Lo ha detto l’amico e collega Ferrara. Non possiamo non affrontare e sciogliere, preliminarmente, questo nodo. Ne dobbiamo discutere fino in fondo. Un partito nazionale non può affrontare solo il problema del candidato governatore o presidente. Il rinnovamento e la trasparenza della classe dirigente, nel suo insieme, nelle diverse Regioni del Sud, sono diventati passaggi strategici per la soluzione della nuova questione meridionale. Altrimenti ci creiamo altri alibi, per non affrontare, a monte, l’aspetto politico.

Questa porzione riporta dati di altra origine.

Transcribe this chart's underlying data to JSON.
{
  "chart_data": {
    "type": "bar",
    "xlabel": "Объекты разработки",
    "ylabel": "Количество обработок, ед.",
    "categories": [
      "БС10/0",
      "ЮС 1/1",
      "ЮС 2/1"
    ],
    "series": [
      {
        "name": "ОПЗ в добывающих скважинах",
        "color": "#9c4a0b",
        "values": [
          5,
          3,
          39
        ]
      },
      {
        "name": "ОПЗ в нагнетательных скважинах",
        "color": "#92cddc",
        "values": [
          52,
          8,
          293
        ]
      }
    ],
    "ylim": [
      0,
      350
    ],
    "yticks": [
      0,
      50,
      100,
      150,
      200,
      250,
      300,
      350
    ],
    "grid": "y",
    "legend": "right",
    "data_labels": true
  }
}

Un grande partito nazionale, l’unico partito nazionale – perché il nostro è l’unico partito veramente nazionale! – non può rinunciare, quindi, a porsi, da subito, la dimensione etico-politica della nuova questione meridionale, come enunciava Ferrara.
La soluzione della nuova questione meridionale passa, direttamente, dal rinnovamento della classe dirigente locale, che dovrà rinunziare al gattopardismo, al familismo e alle concentrazioni di potere personale del passato. Solo così sarà edificato anche un adeguato antemurale alle infiltrazioni della criminalità organizzata e di quella borghesia mafiosa, la zona grigia, che attendono in agguato il fiume di risorse economiche, destinate allo sviluppo del Mezzogiorno.